Suppose $X _ * \sim p _ * (x)$ is a data density on $\R^d$. Training with the forward KL is $$ \d{p _ * }{p _ X} = \int _ {\R^d} p _ * (x) \log \frac{p _ * (x)}{p _ X(x)} \dd x = - \int _ {\R^d} p _ * (x) \log p _ X(x) \dd x + \const $$
Flows for generative modeling: a normalizing transformation #
Continue the discussion above. Let $Z _ * = f _ \theta^{-1}(X _ * ) \sim p _ {Z _ * }(f _ \theta(z)) \abs{\det f _ \theta'(z)}$. Note that $Z \sim p _ Z(z) = p _ X(f _ \theta(z)) \abs{\det f _ \theta'(z)}$. $$ \begin{aligned} \d{p _ * }{p _ X} & = \int _ {\R^d} p _ * (x) \log \frac{p _ * (x)}{p _ X(x)} \dd x\\ &= \int _ {\R^d} p _ * (f(z)) \log \frac{p _ * (f(z))}{p _ X(f(z))} \abs{\det f'(z)} \dd z = \d{p _ {Z _ * }}{p _ Z} \end{aligned} $$ In the context of generative models, a flow model can be interpreted as normalizing the data distribution, and transform it into the tractable prior distribution $p _ Z$.
Flow transform of $f$-divergence #
Suppose $g: \R^d \to \R^d$ is a smooth function. Suppose $X _ 1 \sim p _ 1(x)$ and $X _ 2 \sim p _ 2(x)$ on $\R^d$. Suppose $Y _ 1 = g(X _ 1) \sim q _ 1(y)$, and $Y _ 2 = g(X _ 2) \sim q _ 2(y)$. Now observe the following: $$ \begin{aligned} D _ f(p _ 1 \Vert p _ 2) & = \int _ {\R^d} f\p{\frac{p _ 1(x)}{p _ 2(x)}} p _ 2(x) \dd x\\ & = \int _ {\R^d} f \p{\frac{q _ 1(g(x))\abs{\det g'(x)}}{q _ 2(g(x))\abs{\det g'(x)}}} q _ 2(g(x)) \abs{\det g'(x)} \dd x\\ & = \int _ {\R^d} f \p{\frac{q _ 1(y)}{q _ 2(y)}} q _ 2(y) \dd y = D _ f(q _ 1 \Vert q _ 2) \end{aligned} $$
Flows for variational inference #
Suppose $p(z, x)$ is a latent variable model, where $z \in \R^d$. Let the family of approximate posteriors $\mathcal Q$ in variational inference be a flow model.
Suppose $U \sim q _ \phi(u)$ is the prior distribution, and $\what Z = f _ \phi(U) \sim q _ {\what Z}(z)$ has a density parameterized by a flow model.
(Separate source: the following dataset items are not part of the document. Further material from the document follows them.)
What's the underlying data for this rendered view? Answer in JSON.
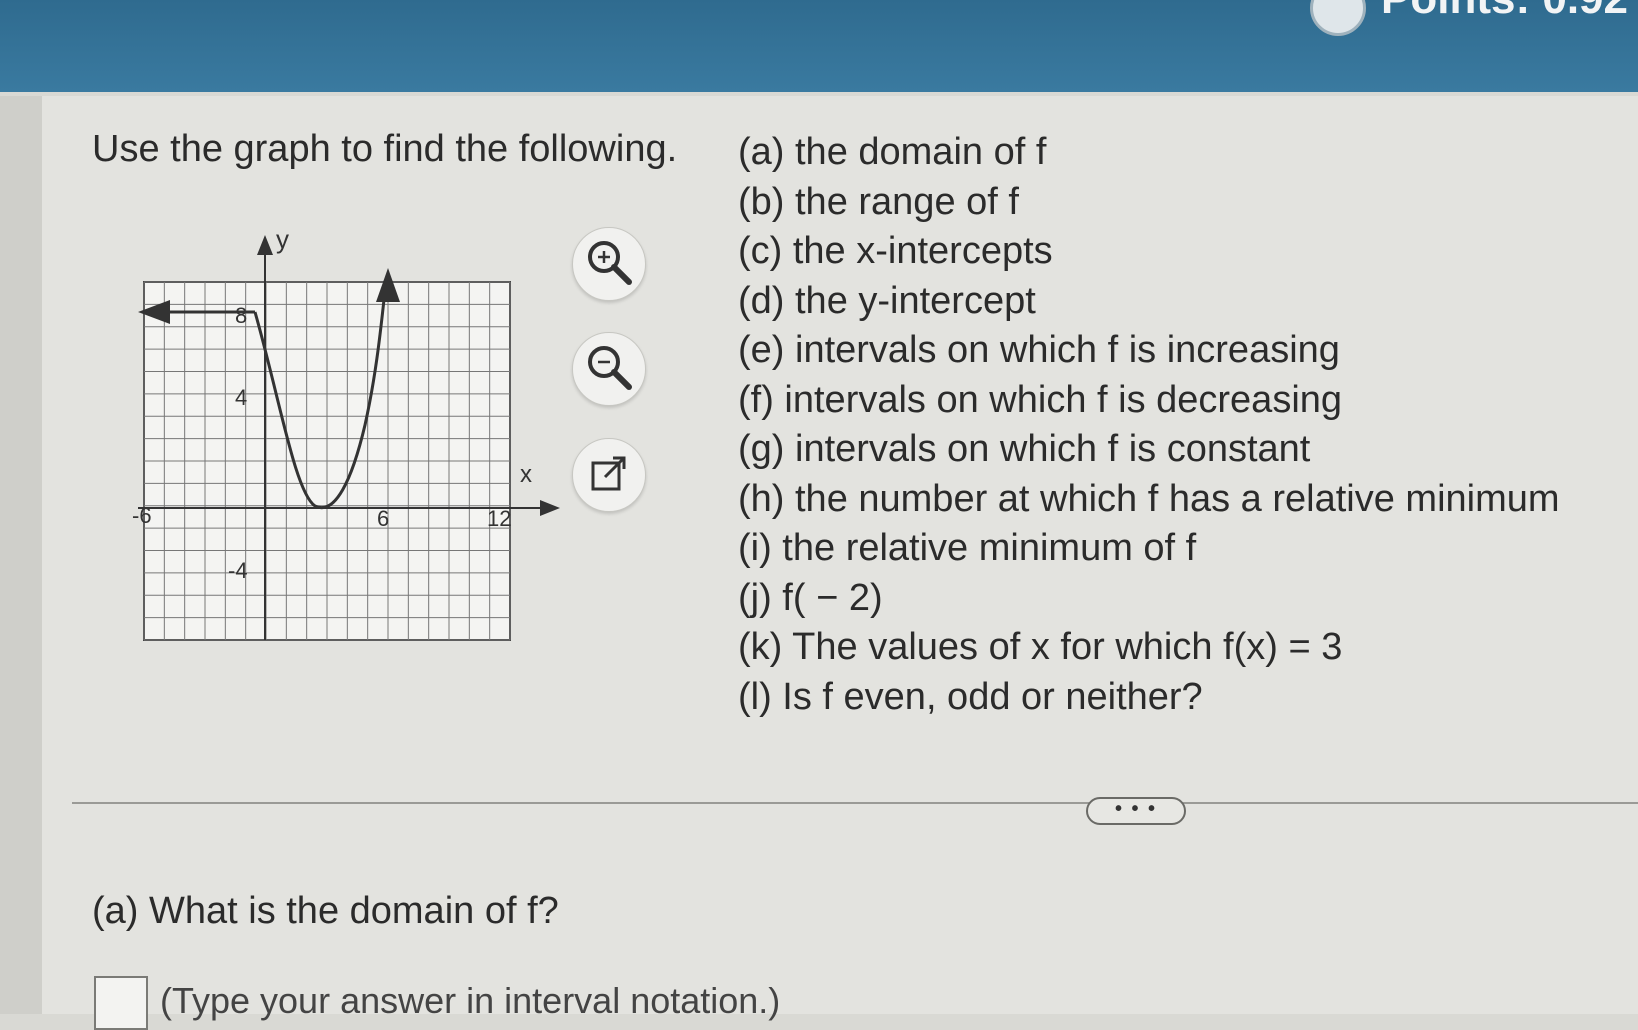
{
  "header": {
    "points_text": "Points: 0.92"
  },
  "problem": {
    "intro": "Use the graph to find the following.",
    "items": [
      "(a) the domain of f",
      "(b) the range of f",
      "(c) the x-intercepts",
      "(d) the y-intercept",
      "(e) intervals on which f is increasing",
      "(f) intervals on which f is decreasing",
      "(g) intervals on which f is constant",
      "(h) the number at which f has a relative minimum",
      "(i) the relative minimum of f",
      "(j) f( − 2)",
      "(k) The values of x for which f(x) = 3",
      "(l) Is f even, odd or neither?"
    ]
  },
  "graph": {
    "y_axis_label": "y",
    "x_axis_label": "x",
    "x_tick_labels": [
      "-6",
      "6",
      "12"
    ],
    "y_tick_labels": [
      "8",
      "4",
      "-4"
    ]
  },
  "tools": {
    "zoom_in_icon": "zoom-in-icon",
    "zoom_out_icon": "zoom-out-icon",
    "popout_icon": "external-link-icon"
  },
  "more_button": "• • •",
  "part_a": {
    "question": "(a) What is the domain of f?",
    "hint": "(Type your answer in interval notation.)"
  }
}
$$ \newcommand{\elbo}{\operatorname{ELBO}} \begin{aligned} \elbo(p, q _ \phi, x) & = E \s{\log \frac{p(\what Z, x)}{q _ \phi(\what Z)}} = - \d{q _ \phi(z)}{p(z|x)} + \log p(x)\\ & = \int _ {\R^d} \log \frac{p(z, x)}{q _ \phi(z)} q _ \phi(z) \dd z = \int _ {\R^d} \log \frac{p(f _ \phi(u), x)}{q _ \phi(f _ \phi(u))} q _ {\phi}(f _ \phi(u)) \abs{\det f _ \phi'(u)}\dd u\\ & = \int _ {\R^d} \log \frac{p(f _ \phi(u), x)}{q _ \phi(u)/\abs{\det f _ {\phi}'(u)}} q _ \phi(u) \dd u\\ & = E[\log p(f _ \phi(U), x)] + H(U) + E\s{\log \abs{\det f' _ \phi(U)}} \end{aligned} $$ Flow models in the context of variational inference can be thought of implementing a generalized reparameterization trick.
For efficient optimization of the ELBO, we need fast sampling of $U$ and fast evaluation of $\log \abs{\det f _ \phi'(u)}$.
Flows for enhancing approximate posteriors in VAEs #
Jimenez Rezende, D., & Mohamed, S. (2015). Variational Inference with Normalizing Flows. International Conference on Machine Learning.
Kingma, D.P., Salimans, T., Józefowicz, R., Chen, X., Sutskever, I., & Welling, M. (2016). Improving Variational Autoencoders with Inverse Autoregressive Flow. NIPS.
Similar to the case of variational inference, amortized variational inference in VAEs also benefits from flow transforms.
Suppose the approximate posterior is a density function $q _ {\phi}(z | x)$ on $\R^d$, and $\wtilde Z \sim q _ \phi(z | x)$.
Suppose $f _ \eta: \R^d \to \R^d$ is smooth. And $\what Z = f _ \eta(\wtilde Z) \sim q _ {\phi, \eta}(z|x)$.
$$ \begin{aligned} \elbo(p _ \theta, q _ {\phi, \eta}, x) & = E\s{\log \frac{p _ \theta(x | \what Z) p _ \theta(\what Z)}{q _ {\phi, \eta}(\what Z | x)}}\\ & = \log p _ \theta(x) - \boxed{\d{q _ {\phi, \eta}(z | x)}{p _ \theta(z | x)}}\\ & = E\s{\log p _ \theta(x, f _ \eta(\wtilde Z))} + H(\wtilde Z) - E\s{\log \abs{\det f' _ \eta(\wtilde Z)}} \end{aligned} $$
For efficiently doing stochastic gradient variational Bayes (SGVB) with the flow enhanced posterior, we need
- efficient evaluation of $f _ \eta(\wtilde z)$ and
- efficient evaluation of $\log \abs{\det f _ \eta'(\wtilde z)}$.
By transforming the KL-divergence with $f _ \eta^{-1}$, the KL-divergence can be interpreted as normalizing the true posterior to make it simpler.